In sum, in order to capture how immigrant women’s health changes over time, longitudinal analyses are required to observe the changes and patterns in their health as residence in the country of destination lengthens. The current study’s cross-sectional design, based on available data, limits the interpretation of the causal relationship between acculturation and health variables.
Footnotes
Declaration of conflicting interests
The authors declared no potential conflicts of interest with respect to the research, authorship and/or publication of this paper.
Funding
This research received funding support from the Incheon National University (2016-2040).
1
Korea selectively requires foreigners to submit health documents for entry. For example, for student visa issuance, applicants from 16 countries are required to submit health records verifying they do not carry tuberculosis while those entering Korea with other visa statuses, such as E-5 (which is given out to professionals employed in Korea), are not required to submit any health documents.
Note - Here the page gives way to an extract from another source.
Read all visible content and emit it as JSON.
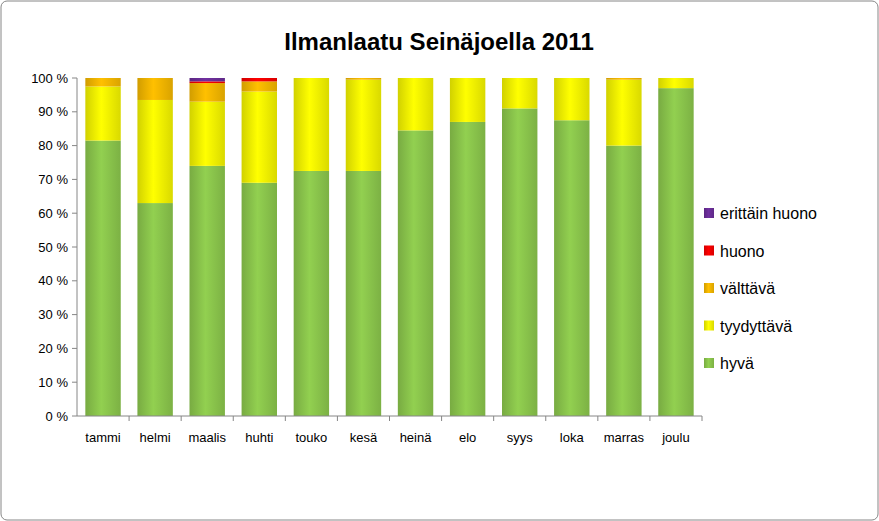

For individuals entering the country as marriage migrants, in which case the F-6 visa is issued, only those from selected countries (China, Vietnam, Cambodia, Mongolia, Uzbekistan and Thailand) are required to submit health documents; it is waived for those from other countries. In sum, since the health screening procedure varies by visa status and issuance process, the health screening hypothesis is not applicable to the current study (for more details, see
). Furthermore, data and information prior to immigration to Korea are limited and often not provided, hence, the self-selection effect cannot be tested using the current dataset. In addition, there are currently no datasets that include information on immigrants’ dietary habits and health-related behaviors in Korea.
2
Marriage migrants from countries such as the US, Canada, Mongolia, Cambodia and others were grouped into the “others” category.
3
Age of immigration is considered an important factor in understanding the outcome of immigration: those who immigrated at a young age have more opportunities to acquire skills and knowledge needed to navigate the host society through education or socialization. The socio-economic as well as health outcomes of immigrants who migrated at a young age tend to resemble those of the native-born population (Ng and Omariba, 2010).
4
Though the data may not be comparable with the data from the 2012 National Survey of Multicultural Families used in this study, the analysis was conducted to provide a basic description of how the native-born population rates their health and whether there is a difference between the native-born and the immigrant populations. Both datasets include the same SRH question, and the responses were coded in the same way. The 2013 Korean Welfare Panel Study data were also screened to include only married women between the ages of 18 and 60 years, though other socio-demographic characteristics were not matched. It should be noted that the results of the analysis are provided only to delineate a descriptive picture of the health status of those residing in Korea.